Well, what kinds of students go to these other universities? It is fair to say that the reputation a university garners attracts students with a similar persona. UVA attracts snobs, James Madison attracts party animals and VCU attracts hipsters. This is how it has been and how it will be. But, there is something else at play here and, unfortunately, it partially comes down to grades.
According to College Board, VCU is actually more selective than Virginia Tech by 19 percentage points based on the number of applicants admitted. The catch, of course, is that according to the same set of data 89 percent of Virginia Tech’s incoming freshman held a 3.5 GPA or higher. That figure for VCU is sits at 40 percent.
This means that Virginia Tech is not only admitting students with higher GPAs, but students with higher GPAs are applying in significantly greater volume than VCU.

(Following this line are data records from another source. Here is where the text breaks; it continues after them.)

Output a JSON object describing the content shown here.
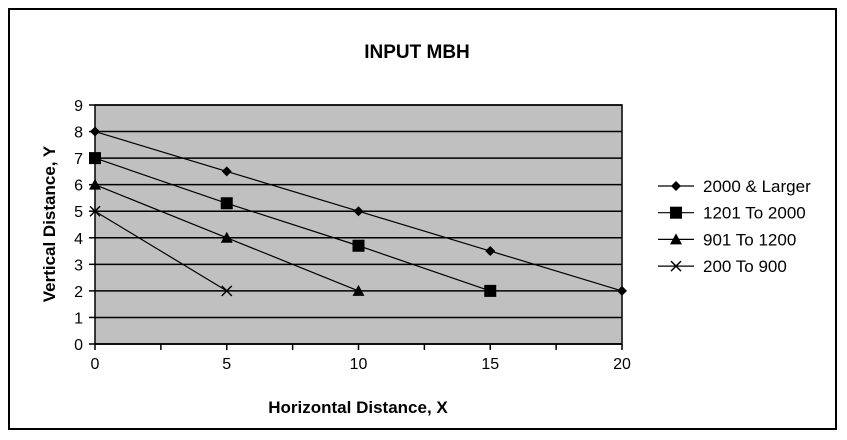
{
  "chart_data": {
    "type": "line",
    "title": "INPUT MBH",
    "xlabel": "Horizontal Distance, X",
    "ylabel": "Vertical Distance, Y",
    "xlim": [
      0,
      20
    ],
    "ylim": [
      0,
      9
    ],
    "x_ticks": [
      "0",
      "5",
      "10",
      "15",
      "20"
    ],
    "y_ticks": [
      "0",
      "1",
      "2",
      "3",
      "4",
      "5",
      "6",
      "7",
      "8",
      "9"
    ],
    "grid": "horizontal",
    "plot_background": "#c0c0c0",
    "legend_position": "right",
    "series": [
      {
        "name": "2000 & Larger",
        "marker": "diamond",
        "x": [
          0,
          5,
          10,
          15,
          20
        ],
        "y": [
          8,
          6.5,
          5,
          3.5,
          2
        ]
      },
      {
        "name": "1201 To 2000",
        "marker": "square",
        "x": [
          0,
          5,
          10,
          15
        ],
        "y": [
          7,
          5.3,
          3.7,
          2
        ]
      },
      {
        "name": "901 To 1200",
        "marker": "triangle",
        "x": [
          0,
          5,
          10
        ],
        "y": [
          6,
          4,
          2
        ]
      },
      {
        "name": "200 To 900",
        "marker": "x",
        "x": [
          0,
          5
        ],
        "y": [
          5,
          2
        ]
      }
    ]
  }
}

I’m not one to give much of any credence to the accuracy of the grade point average, but the mainstream of academia does. While I and nobody else should blindly believe that a VCU student couldn’t compete academically or intellectually with a Virginia Tech student, if VCU wants to start surging in more than just student population, it must raise its standards for admission. However, this cannot be done before a cap is placed on admissions acceptances and greater effort and resources are placed in continuing to advance our various schools of study instead of spreading them thin and overwhelmingly them with overcrowded classrooms.
It is rare that I talk to students, especially non-arts ones, and hear that VCU was their absolute first choice. The university is typically dead last. On top of that, many transfer from community colleges after taking the required 30 transferable credits, about one academic year’s worth of courses. Other universities like James Madison typically do not accept students before completing two years at a community college.

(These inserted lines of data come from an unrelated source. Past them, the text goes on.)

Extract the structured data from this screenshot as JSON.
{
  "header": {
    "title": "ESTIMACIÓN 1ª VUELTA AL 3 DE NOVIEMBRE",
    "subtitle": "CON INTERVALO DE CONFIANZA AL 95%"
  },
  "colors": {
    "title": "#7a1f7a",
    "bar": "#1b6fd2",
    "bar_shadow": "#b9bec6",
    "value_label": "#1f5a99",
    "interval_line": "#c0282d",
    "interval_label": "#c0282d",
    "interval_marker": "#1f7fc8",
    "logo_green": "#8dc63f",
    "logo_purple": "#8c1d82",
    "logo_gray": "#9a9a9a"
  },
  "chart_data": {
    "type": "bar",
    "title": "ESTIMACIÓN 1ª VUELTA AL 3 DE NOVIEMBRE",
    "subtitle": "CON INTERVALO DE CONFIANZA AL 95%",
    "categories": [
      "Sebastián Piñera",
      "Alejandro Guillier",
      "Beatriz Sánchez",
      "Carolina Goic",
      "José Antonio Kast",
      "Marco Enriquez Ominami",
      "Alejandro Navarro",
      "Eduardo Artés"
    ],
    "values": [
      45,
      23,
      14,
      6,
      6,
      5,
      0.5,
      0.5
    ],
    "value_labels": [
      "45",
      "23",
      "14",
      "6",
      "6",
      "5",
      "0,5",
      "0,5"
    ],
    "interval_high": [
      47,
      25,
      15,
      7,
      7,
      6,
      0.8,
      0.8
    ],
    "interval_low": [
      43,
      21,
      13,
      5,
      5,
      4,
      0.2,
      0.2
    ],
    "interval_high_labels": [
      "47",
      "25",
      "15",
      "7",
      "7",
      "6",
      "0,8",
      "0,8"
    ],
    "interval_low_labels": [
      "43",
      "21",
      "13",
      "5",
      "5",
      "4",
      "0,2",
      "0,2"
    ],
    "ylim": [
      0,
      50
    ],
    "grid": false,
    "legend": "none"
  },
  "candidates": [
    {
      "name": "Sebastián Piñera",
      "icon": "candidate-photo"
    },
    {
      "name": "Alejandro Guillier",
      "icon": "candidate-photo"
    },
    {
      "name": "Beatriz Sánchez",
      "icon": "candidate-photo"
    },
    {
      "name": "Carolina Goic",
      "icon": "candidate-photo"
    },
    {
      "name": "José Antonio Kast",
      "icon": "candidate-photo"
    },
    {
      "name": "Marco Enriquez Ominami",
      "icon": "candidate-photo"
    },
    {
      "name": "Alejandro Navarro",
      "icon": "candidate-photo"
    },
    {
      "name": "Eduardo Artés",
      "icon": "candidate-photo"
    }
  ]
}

Even if VCU raises its admissions standards, how will it get students with marginally higher grade point averages to attend VCU, but more so to live in Richmond? If anyone were here 10 years ago, they would acknowledge that Richmond has come a long way in terms of eradicating crime and beautifying the city into a hip urban setting, not as it was once known to be “one of America’s most dangerous cities.” Despite this, college applicants are not buying into Richmond thus VCU, despite the great changes it has endured.

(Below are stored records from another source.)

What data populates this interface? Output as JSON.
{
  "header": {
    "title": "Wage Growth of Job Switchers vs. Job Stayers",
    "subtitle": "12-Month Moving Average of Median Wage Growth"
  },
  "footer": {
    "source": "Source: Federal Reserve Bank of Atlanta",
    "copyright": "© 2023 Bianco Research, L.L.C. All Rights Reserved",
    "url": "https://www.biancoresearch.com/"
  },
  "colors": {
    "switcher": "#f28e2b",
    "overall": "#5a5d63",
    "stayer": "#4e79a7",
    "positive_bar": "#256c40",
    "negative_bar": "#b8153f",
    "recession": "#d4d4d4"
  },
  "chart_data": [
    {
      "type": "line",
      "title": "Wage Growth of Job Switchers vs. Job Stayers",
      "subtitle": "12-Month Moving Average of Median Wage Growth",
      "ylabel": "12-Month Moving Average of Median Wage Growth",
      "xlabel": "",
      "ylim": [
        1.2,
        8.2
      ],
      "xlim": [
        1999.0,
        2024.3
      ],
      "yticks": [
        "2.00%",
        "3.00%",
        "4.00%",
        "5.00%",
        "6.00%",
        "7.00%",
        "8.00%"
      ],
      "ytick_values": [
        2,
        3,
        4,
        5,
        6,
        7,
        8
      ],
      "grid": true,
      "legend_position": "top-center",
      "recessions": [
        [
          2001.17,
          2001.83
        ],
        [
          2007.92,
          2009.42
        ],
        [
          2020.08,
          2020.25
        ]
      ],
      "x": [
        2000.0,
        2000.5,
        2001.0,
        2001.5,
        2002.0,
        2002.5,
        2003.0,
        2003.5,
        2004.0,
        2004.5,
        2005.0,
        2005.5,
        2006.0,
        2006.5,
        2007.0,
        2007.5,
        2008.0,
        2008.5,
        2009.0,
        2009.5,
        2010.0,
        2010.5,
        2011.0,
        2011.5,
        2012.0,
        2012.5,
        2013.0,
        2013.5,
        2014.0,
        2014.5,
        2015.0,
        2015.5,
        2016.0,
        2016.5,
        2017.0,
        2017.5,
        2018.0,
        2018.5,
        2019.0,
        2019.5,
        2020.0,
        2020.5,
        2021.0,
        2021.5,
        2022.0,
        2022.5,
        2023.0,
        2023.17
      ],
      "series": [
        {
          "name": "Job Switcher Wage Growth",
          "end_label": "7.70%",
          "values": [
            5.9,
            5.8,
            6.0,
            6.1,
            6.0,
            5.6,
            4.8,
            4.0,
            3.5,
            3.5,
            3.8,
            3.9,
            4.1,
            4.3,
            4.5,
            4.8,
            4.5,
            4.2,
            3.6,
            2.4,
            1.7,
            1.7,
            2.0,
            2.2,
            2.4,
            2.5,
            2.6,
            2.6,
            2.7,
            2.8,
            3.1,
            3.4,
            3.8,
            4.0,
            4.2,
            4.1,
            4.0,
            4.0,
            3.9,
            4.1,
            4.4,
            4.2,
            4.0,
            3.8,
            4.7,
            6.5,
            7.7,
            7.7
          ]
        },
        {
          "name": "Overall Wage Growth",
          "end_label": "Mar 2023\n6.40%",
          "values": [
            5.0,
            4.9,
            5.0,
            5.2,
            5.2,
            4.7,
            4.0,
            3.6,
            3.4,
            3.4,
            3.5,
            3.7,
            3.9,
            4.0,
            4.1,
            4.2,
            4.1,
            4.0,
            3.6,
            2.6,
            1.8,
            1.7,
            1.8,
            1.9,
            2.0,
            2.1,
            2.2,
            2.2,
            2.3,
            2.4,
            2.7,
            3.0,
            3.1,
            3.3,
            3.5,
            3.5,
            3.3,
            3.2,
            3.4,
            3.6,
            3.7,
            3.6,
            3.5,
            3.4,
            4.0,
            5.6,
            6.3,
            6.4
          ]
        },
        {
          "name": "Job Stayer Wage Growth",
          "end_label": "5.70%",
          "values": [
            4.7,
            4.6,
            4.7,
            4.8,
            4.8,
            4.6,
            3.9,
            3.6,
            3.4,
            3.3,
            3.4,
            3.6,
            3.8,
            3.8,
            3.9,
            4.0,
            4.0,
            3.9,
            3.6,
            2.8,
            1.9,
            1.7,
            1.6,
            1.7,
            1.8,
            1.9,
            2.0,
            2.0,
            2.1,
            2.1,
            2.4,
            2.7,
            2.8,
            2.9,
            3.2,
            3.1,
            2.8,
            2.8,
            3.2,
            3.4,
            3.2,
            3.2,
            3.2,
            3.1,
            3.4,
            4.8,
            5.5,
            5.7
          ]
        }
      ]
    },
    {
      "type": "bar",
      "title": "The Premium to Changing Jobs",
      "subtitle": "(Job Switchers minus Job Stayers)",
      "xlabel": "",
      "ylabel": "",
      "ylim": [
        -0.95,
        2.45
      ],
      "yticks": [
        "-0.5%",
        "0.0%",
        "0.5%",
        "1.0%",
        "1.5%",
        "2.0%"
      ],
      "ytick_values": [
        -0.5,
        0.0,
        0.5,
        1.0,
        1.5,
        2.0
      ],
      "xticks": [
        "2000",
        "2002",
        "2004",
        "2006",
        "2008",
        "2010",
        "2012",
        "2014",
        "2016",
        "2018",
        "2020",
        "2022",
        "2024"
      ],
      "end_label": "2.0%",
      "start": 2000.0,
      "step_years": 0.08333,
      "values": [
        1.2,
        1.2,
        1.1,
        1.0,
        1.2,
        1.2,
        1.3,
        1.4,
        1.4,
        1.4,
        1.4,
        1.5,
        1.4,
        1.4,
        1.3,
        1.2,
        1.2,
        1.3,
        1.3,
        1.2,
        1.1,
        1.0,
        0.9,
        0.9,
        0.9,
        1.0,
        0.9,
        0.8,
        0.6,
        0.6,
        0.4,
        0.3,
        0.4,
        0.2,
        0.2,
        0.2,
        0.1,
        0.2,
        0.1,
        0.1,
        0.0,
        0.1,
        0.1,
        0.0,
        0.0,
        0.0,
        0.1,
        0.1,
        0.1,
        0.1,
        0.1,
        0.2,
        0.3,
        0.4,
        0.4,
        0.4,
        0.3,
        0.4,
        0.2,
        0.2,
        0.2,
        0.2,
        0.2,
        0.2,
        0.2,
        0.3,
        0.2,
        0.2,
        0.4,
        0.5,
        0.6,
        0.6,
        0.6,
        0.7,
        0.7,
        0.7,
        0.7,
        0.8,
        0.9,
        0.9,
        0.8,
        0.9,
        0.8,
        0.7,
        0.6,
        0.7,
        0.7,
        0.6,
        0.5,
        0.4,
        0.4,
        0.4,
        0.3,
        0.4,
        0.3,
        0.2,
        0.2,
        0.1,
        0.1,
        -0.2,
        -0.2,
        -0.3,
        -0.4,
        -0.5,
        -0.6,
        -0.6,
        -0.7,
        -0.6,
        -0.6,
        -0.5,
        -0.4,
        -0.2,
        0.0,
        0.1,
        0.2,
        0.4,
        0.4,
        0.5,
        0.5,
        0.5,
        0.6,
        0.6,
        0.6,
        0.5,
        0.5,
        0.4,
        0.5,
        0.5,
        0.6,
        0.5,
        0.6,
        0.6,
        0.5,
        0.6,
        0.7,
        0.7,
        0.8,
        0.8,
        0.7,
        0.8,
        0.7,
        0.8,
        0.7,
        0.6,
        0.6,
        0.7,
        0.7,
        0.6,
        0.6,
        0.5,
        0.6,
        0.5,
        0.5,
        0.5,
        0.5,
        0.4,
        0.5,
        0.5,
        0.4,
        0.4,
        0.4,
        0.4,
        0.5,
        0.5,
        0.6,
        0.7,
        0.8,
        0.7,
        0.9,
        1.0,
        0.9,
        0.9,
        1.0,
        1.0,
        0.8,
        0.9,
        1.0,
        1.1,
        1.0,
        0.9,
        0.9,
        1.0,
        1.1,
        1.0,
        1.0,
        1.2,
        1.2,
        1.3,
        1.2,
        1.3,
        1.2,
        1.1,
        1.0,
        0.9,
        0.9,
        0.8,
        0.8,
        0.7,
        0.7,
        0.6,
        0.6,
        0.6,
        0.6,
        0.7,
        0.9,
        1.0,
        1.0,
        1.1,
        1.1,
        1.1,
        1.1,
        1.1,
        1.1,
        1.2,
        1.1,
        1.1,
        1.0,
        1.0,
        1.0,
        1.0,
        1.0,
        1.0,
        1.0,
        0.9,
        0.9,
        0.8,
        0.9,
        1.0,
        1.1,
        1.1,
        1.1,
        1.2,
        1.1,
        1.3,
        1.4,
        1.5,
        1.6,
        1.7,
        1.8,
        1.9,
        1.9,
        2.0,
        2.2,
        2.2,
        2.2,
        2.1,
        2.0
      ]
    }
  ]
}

Maybe a greater barrier in getting more academically diverse students to attend VCU lies in a stronger public relations outreach. That can imply anything from lobbying high schools to, yes, establishing a football team – not to mention the reemergence of this whole hipster subculture the youth have going on.
Closer to the end of my senior year in high school, our newspaper published an issue that listed where each senior would be attending in the fall. Virginia Tech had expectedly garnered more students after the shootings and James Madison always attracted over a dozen of who were prone to parties. VCU, however, had no more than a half dozen students, most of who were involved in the arts.
VCU ought to focus more on what it can do to attract more applicants to its campus. Most of that will certainly include cooperating with the city of Richmond to prove that the city holds greater opportunities in various fields of studying from business to engineering to public policy and that an urban university can attract more students than of whom VCU is accustomed.